Hypothesis

Circadian‑aligned, leucine‑rich protein pulses administered during the active phase amplify autophagy flux in the context of moderate caloric restriction (CR), and circulating extracellular vesicle‑associated LC3B serves as a non‑invasive biomarker of this enhanced flux.

Rationale

Prolonged fasting and CR activate autophagy via mTORC1 inhibition and AMPK activation [2]. Yet autophagy is a dynamic process that requires both initiation and completion phases. Recent work shows that time‑of‑day feeding dramatically influences lifespan benefits in mice, with active‑phase feeding yielding a 35 % lifespan extension versus 10 % for constant CR [3]. This suggests that the circadian regulation of nutrient‑sensing pathways gates autophagy efficiency.

We propose that a brief, leucine‑rich protein pulse at the start of the active phase transiently activates mTORC1, promoting phagophore nucleation and LC3‑II lipidation. The ensuing fasting period then allows mTORC1 inhibition, driving autophagosome maturation and lysosomal degradation. This "pulse‑fast" cycle could therefore increase net autophagic flux beyond that achieved by steady CR alone, while preserving muscle mass and immune function—addressing the observation that the longest‑lived CR mice maintained weight and immunity [4].

Testable Predictions

1. Flux Increase – In human volunteers undergoing a 15 % CR diet, those receiving a 10 g leucine‑rich whey pulse at wake‑time will show a greater increase in autophagic flux markers (e.g., SQSTM1/p62 decline, LC3‑II turnover after lysosomal inhibition) compared with iso‑caloric CR without the pulse.
2. Biomarker Validity – Concentrations of LC3B‑positive extracellular vesicles isolated from plasma will correlate positively with flux measurements obtained from peripheral blood mononuclear cells (PBMCs) after ex‑ lysosomal inhibition, and will fluctuate in synchrony with the pulse‑fast schedule.
3. Functional Outcome – Participants adhering to the pulse‑fast CR regimen will exhibit improved insulin sensitivity and preserved NK‑cell activity relative to standard CR, indicating that metabolic benefits are not achieved at the expense of immunity.

Experimental Design

• Population: 60 healthy adults aged 30‑50, BMI 25‑30, randomized to three groups (n=20 each): (A) 15 % CR with active‑phase leucine pulse, (B) 15 % CR iso‑caloric control, (C) weight‑maintenance diet.
• Intervention: Group A receives 10 g whey protein (≈2.5 g leucine) within 30 min of waking; groups B and C receive an isocaloric carbohydrate snack.
• Measurements: Baseline and weekly fasting blood draws for PBMC autophagy flux (LC3‑II/I ratio with bafilomycin A1), plasma EV‑LC3B (via ELISA on CD63‑positive vesicles), glucose, insulin, cytokine panel, and VO₂ max. Subjective wellbeing and physical activity logs collected.
• Analysis: Mixed‑effects models to test group × time interactions for flux and biomarker levels; mediation analysis to assess whether EV‑LC3B changes mediate the effect of the pulse on metabolic outcomes.

Mechanistic Insight

The hypothesis integrates circadian biology with the concept of "autophagy priming". A transient mTORC1 activation supplies the necessary phospholipid membranes and ATG protein recruitment for phagophore formation, while the subsequent fasting period ensures that these structures proceed to degradation rather than stalling. This mirrors the natural feeding‑fasting cycle observed in nocturnal mammals, where nutrient spikes at activity onset coincide with heightened lysosomal biogenesis. By aligning protein intake with the active phase, we exploit endogenous circadian peaks in TFEB expression and lysosomal acidification, thereby enhancing the clearance step of autophagy.

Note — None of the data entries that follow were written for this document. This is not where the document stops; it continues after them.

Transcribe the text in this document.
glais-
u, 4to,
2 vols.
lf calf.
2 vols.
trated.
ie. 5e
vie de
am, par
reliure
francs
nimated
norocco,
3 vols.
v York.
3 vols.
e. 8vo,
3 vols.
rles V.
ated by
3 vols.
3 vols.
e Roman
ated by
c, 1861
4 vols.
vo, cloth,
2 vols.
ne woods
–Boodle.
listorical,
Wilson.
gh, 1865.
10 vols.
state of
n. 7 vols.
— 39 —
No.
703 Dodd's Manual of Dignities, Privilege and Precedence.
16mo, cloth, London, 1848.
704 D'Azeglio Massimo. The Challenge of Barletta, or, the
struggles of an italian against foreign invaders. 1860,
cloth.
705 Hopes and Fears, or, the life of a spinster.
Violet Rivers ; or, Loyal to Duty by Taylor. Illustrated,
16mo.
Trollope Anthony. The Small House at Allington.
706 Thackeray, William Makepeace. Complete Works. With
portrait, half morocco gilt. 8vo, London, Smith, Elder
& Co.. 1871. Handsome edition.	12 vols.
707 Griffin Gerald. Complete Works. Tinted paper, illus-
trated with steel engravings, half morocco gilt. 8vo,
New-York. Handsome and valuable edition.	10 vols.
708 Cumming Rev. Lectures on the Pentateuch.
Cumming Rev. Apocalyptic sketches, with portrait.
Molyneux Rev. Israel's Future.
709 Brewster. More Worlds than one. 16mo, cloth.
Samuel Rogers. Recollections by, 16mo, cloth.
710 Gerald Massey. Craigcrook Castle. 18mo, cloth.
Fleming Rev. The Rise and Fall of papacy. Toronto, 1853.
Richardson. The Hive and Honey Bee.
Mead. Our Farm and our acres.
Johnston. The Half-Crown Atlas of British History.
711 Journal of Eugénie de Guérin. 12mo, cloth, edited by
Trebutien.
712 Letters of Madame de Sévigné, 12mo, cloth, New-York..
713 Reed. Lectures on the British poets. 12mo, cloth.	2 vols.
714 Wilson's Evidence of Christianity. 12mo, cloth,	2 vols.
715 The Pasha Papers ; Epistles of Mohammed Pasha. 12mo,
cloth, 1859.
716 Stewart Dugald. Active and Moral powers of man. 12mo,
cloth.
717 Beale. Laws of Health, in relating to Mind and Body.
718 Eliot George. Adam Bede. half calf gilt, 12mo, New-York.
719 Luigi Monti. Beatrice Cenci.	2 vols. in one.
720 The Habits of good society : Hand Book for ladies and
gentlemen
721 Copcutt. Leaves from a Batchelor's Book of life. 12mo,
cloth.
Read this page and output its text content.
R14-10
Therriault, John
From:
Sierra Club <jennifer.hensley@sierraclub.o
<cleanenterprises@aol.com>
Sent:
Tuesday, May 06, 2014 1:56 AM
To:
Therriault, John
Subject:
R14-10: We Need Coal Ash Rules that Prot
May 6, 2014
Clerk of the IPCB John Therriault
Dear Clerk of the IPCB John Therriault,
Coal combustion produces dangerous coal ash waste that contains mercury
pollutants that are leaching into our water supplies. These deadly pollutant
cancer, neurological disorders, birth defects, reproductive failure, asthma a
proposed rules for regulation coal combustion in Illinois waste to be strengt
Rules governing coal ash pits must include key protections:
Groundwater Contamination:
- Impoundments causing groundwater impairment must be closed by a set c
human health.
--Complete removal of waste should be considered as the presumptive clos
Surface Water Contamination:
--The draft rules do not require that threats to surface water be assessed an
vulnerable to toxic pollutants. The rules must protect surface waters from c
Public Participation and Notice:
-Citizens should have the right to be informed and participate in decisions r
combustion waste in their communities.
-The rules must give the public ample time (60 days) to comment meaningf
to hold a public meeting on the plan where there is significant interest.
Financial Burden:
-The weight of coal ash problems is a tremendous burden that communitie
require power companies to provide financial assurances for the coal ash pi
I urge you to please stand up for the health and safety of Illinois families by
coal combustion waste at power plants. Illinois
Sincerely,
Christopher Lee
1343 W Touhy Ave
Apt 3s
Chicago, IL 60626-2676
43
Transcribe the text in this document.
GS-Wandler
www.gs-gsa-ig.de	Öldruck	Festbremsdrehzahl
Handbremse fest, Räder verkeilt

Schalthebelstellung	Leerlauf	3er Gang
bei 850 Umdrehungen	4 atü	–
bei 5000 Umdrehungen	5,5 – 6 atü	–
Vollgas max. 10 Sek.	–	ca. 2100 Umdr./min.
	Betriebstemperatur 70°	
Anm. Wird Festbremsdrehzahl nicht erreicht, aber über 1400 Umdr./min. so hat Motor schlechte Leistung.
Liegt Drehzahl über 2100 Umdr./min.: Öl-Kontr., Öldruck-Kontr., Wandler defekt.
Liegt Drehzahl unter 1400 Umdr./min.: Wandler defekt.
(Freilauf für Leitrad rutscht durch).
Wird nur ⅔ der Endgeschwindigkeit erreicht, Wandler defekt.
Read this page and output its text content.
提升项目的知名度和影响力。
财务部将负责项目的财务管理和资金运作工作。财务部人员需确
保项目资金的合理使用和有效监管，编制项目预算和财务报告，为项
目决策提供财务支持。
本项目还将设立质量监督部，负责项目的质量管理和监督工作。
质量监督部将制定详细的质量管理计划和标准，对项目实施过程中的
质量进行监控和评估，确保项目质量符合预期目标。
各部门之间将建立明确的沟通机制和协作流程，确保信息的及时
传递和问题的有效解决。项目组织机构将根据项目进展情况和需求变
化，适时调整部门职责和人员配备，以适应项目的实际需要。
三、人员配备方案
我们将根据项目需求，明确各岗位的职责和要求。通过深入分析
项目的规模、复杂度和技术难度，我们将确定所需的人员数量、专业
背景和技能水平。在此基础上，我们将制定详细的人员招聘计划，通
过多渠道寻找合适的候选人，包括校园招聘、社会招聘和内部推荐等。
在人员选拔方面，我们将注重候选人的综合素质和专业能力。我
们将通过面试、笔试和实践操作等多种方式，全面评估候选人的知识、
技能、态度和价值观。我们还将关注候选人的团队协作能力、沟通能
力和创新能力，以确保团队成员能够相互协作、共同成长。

If validated, this approach would provide a practical, personalized strategy to maximize the longevity‑promoting effects of CR while offering a readily accessible biomarker (EV‑LC3B) to monitor autophagic response in real time—addressing the current lack of direct flux measurements in human fasting studies [5].

Falsifiability

If the leucine‑rich pulse fails to produce a statistically significant increase in either autophagic flux markers or EV‑LC3B levels compared with control CR, or if no improvement in metabolic or immune parameters is observed, the hypothesis would be refuted. Conversely, a positive result would support the model that timed nutrient pulses can gate autophagy efficiency and that circulating EV‑LC3B reflects this process.